Шрифт:
Интервал:
Закладка:
Было ей это больно? Она спрашивала себя, она глядела в глубь своего сердца…
Отчего это всегда случалось так, что вдали от Стёпушки она любила его сильнее?.. Отчего она ждала с страстным нетерпением его писем, и читала, и зачитывала их, и упивалась словами любви и страсти, пока не заучивала их наизусть?.. Отчего, поджидая свидания, она рисовала себе яркими красками ту радость, что вспыхнет в её груди; те ласки, которыми он окутает её тревожную душу; то забвение, которого она ждет… то блаженство, наконец, которое сулят книги, поэты… за которое гибнут люди… Нет!.. Она его не испытала. Нет!.. Действительность оказывалась всегда ниже ожиданий.
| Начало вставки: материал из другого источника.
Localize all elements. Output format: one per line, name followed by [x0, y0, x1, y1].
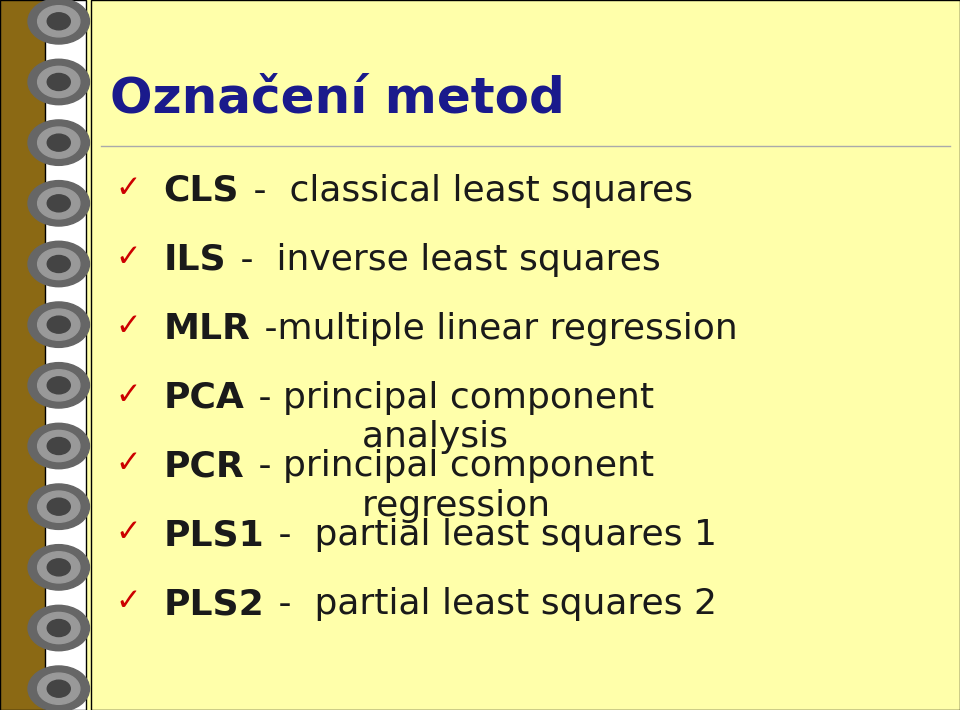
Circle shape	[47, 498, 70, 515]
Text: -  partial least squares 1: - partial least squares 1	[267, 518, 717, 552]
Circle shape	[37, 127, 80, 158]
Circle shape	[37, 552, 80, 583]
Text: MLR: MLR	[163, 312, 250, 346]
Text: - principal component
          regression: - principal component regression	[247, 449, 654, 523]
Circle shape	[37, 430, 80, 462]
Circle shape	[28, 302, 89, 347]
Circle shape	[47, 256, 70, 273]
Text: PCA: PCA	[163, 381, 244, 415]
Circle shape	[28, 59, 89, 104]
Circle shape	[47, 316, 70, 333]
Circle shape	[28, 484, 89, 530]
Circle shape	[47, 195, 70, 212]
Circle shape	[47, 134, 70, 151]
Text: ✓: ✓	[115, 174, 141, 203]
Circle shape	[37, 370, 80, 401]
Text: ✓: ✓	[115, 518, 141, 547]
Circle shape	[47, 620, 70, 637]
Text: -  classical least squares: - classical least squares	[242, 174, 692, 208]
Text: ILS: ILS	[163, 243, 226, 277]
Text: -multiple linear regression: -multiple linear regression	[252, 312, 737, 346]
Circle shape	[28, 363, 89, 408]
Circle shape	[37, 66, 80, 97]
Circle shape	[47, 437, 70, 454]
Text: - principal component
          analysis: - principal component analysis	[247, 381, 654, 454]
Circle shape	[37, 248, 80, 280]
Circle shape	[47, 13, 70, 30]
Circle shape	[37, 187, 80, 219]
Text: -  partial least squares 2: - partial least squares 2	[267, 587, 717, 621]
Circle shape	[37, 309, 80, 340]
Circle shape	[28, 180, 89, 226]
Circle shape	[28, 666, 89, 710]
FancyBboxPatch shape	[91, 0, 960, 710]
Text: PLS1: PLS1	[163, 518, 264, 552]
Text: CLS: CLS	[163, 174, 239, 208]
Circle shape	[37, 491, 80, 523]
Text: ✓: ✓	[115, 587, 141, 616]
Circle shape	[28, 423, 89, 469]
Circle shape	[37, 673, 80, 704]
FancyBboxPatch shape	[0, 0, 82, 710]
Circle shape	[47, 73, 70, 90]
Text: Označení metod: Označení metod	[110, 75, 565, 123]
Circle shape	[47, 559, 70, 576]
Circle shape	[28, 545, 89, 590]
Circle shape	[47, 680, 70, 697]
Circle shape	[28, 120, 89, 165]
Circle shape	[37, 6, 80, 37]
Text: ✓: ✓	[115, 381, 141, 410]
FancyBboxPatch shape	[45, 0, 85, 710]
Circle shape	[28, 606, 89, 651]
Text: ✓: ✓	[115, 449, 141, 479]
Text: -  inverse least squares: - inverse least squares	[228, 243, 660, 277]
Text: ✓: ✓	[115, 312, 141, 341]
Circle shape	[28, 0, 89, 44]
Circle shape	[37, 613, 80, 644]
Text: PCR: PCR	[163, 449, 244, 484]
Circle shape	[28, 241, 89, 287]
Text: PLS2: PLS2	[163, 587, 264, 621]
Text: ✓: ✓	[115, 243, 141, 272]
Circle shape	[47, 377, 70, 394]
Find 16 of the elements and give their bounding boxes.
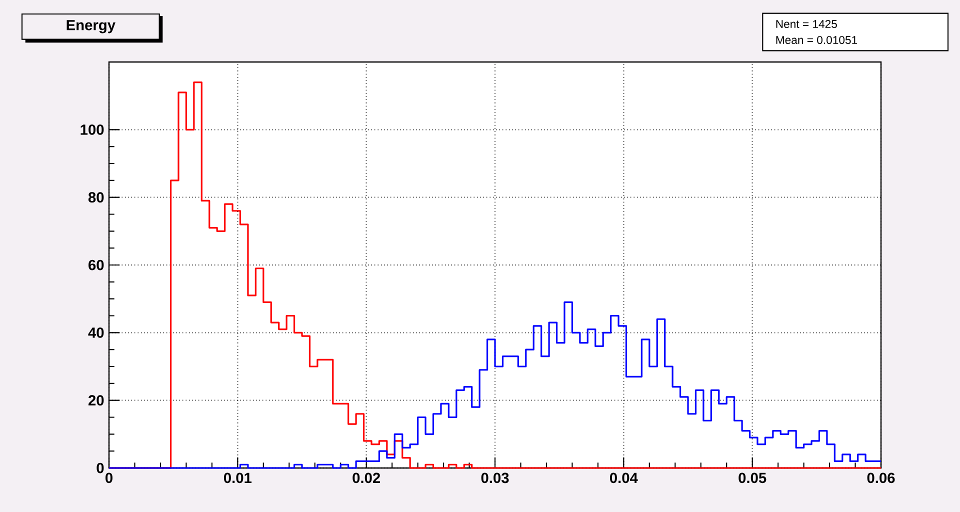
x-tick-label: 0.02 bbox=[352, 472, 380, 484]
y-tick-label: 0 bbox=[96, 462, 104, 474]
x-tick-label: 0.05 bbox=[738, 472, 766, 484]
y-tick-label: 60 bbox=[88, 260, 104, 270]
x-tick-label: 0.04 bbox=[610, 472, 638, 484]
x-tick-label: 0.06 bbox=[867, 472, 895, 484]
x-tick-label: 0.01 bbox=[224, 472, 252, 484]
y-tick-label: 80 bbox=[88, 192, 104, 203]
y-tick-label: 40 bbox=[88, 327, 104, 338]
x-tick-label: 0 bbox=[106, 472, 112, 484]
text: Nent = 1425 bbox=[776, 20, 837, 28]
chart-title: Energy bbox=[66, 20, 116, 34]
y-tick-label: 20 bbox=[88, 395, 104, 406]
x-tick-label: 0.03 bbox=[481, 472, 509, 484]
text: Mean = 0.01051 bbox=[776, 36, 858, 44]
y-tick-label: 100 bbox=[80, 124, 104, 135]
Выражения радости, все нежные и красивые слова, которые она готовила, забывались и умирали, невысказанные, в её сердце. Ей было стыдно его ласк. Ей было грустно, когда от счастья он почти плакал на её груди… Душа её жила отдельно от тела, не сливаясь с ним в божественной гармонии… Ни разу не ощутила она священного трепета в душе, ни разу не дрогнуло её тело в безумном восторге страсти! И это прекрасное и благородное лицо крупного и дерзкого человека – о, насколько дороже было оно ей, когда она глядела на него издали! Когда она видела его на людях или даже тут, у еебя, но говорящим о том, что наполняло его жизнь и душу!.. Когда не дрожала в нем страсть любовника; когда оно не искажалось чувственностью; когда нега не заволакивала этих глаз и не меняла до неузнаваемости это лицо… «К нему не идет любовь», – определила Лиза. Вот почему она отдавалась ему, покорная, но равнодушная, не отвечая на его поцелуи, закрыв глаза… И вдруг Лиза поймала себя на мысли: «Лучше б этого не было нынче!..»
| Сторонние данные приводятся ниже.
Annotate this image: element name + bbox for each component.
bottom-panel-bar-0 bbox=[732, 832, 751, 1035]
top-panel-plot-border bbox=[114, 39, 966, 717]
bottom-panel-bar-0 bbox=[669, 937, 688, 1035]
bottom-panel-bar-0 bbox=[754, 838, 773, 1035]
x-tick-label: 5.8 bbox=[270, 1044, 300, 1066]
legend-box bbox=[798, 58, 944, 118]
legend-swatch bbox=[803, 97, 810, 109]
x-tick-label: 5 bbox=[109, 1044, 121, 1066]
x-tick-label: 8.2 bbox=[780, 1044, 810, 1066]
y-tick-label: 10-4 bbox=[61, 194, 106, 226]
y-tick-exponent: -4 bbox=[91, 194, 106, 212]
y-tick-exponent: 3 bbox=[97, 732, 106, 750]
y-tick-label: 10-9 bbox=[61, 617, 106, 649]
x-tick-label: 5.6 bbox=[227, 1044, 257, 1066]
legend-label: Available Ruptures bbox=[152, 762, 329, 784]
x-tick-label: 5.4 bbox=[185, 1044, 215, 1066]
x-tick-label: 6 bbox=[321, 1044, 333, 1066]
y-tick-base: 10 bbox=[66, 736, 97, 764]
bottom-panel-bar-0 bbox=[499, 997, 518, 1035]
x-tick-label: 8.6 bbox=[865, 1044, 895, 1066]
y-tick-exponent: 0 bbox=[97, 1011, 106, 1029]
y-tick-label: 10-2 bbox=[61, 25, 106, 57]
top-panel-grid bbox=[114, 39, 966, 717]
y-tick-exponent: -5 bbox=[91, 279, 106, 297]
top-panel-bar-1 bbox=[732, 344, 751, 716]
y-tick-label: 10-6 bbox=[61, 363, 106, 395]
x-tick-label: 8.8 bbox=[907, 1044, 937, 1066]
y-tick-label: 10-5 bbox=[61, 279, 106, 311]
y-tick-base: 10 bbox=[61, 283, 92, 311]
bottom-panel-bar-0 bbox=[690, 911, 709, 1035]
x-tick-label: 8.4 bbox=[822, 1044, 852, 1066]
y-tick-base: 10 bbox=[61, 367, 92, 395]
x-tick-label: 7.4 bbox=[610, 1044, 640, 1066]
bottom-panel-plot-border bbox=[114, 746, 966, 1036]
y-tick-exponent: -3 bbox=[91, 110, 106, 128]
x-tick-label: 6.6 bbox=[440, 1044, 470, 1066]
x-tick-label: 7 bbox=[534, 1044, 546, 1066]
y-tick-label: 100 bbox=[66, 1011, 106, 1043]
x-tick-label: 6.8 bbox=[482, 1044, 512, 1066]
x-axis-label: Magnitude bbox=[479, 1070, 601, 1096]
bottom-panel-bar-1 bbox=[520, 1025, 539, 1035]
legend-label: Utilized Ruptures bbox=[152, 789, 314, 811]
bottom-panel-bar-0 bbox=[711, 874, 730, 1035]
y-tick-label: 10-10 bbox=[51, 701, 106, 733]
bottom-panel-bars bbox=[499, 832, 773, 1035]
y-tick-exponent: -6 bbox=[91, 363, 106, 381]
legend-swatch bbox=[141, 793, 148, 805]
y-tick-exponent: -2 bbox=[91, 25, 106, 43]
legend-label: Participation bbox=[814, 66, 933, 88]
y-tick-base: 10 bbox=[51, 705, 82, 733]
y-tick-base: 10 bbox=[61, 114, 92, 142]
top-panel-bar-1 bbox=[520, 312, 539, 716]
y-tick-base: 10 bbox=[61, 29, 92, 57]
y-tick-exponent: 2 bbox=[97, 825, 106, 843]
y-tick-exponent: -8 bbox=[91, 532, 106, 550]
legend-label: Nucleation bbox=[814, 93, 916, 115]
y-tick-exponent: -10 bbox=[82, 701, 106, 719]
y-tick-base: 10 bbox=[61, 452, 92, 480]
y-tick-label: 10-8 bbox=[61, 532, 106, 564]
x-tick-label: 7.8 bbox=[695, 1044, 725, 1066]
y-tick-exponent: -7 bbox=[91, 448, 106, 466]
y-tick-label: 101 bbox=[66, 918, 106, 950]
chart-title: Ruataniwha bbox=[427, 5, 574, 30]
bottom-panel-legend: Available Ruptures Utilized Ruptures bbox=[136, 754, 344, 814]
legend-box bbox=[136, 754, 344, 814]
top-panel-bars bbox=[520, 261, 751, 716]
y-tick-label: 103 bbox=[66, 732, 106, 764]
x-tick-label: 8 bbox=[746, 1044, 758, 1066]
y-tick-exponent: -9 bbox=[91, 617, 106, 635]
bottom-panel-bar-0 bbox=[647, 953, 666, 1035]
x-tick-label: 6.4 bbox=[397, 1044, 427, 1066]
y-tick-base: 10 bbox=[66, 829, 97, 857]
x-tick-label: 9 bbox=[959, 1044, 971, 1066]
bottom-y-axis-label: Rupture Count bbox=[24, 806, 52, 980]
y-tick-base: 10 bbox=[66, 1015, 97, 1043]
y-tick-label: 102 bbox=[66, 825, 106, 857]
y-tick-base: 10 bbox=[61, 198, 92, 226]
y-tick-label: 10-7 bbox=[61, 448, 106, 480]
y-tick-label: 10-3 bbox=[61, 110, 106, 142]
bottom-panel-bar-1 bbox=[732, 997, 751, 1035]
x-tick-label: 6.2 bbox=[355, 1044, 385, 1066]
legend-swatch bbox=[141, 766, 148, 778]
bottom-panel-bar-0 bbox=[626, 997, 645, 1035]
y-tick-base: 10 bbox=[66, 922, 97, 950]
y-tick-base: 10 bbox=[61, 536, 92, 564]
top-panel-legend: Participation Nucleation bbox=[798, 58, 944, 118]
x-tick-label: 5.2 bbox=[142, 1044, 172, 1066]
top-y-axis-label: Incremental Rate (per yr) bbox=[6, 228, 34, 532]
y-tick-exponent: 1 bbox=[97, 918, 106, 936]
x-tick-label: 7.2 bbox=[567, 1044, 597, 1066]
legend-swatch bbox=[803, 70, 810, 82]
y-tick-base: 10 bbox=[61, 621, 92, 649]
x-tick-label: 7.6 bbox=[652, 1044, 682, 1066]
Он вдруг открыл глаза. Он спал не больше минуты, но для его изнуренного организма и эта пауза была целительна. Он почувствовал себя обновленным.
– Неужели я спал? – Он сконфуженно усмехнулся. – Вот история!.. Прости, пожалуйста, Лизанька… Видишь ли, я почти две недели спал не больше трех часов в день… Измотался до неузнаваемости… И способен нервничать, как дама… Если б ты знала, сколько дела впереди!.. Но… я, кажется, доволен собой. Это редкое явление…
Он весело засмеялся, подошел к столу, потянулся своим богатырским телом так, что захрустели его суставы, и потемневшими, жадными глазами поглядел на Лизу.
Она не видела его взгляда, но почувствовала его и как-то сжалась вся под ним, и физически, и нравственно.
«Это будет», – подумала она тоскливо.
Он сделал шаг, обнял её сзади за плечи и страстно поцеловал в смуглый затылок. Она не шевельнулась.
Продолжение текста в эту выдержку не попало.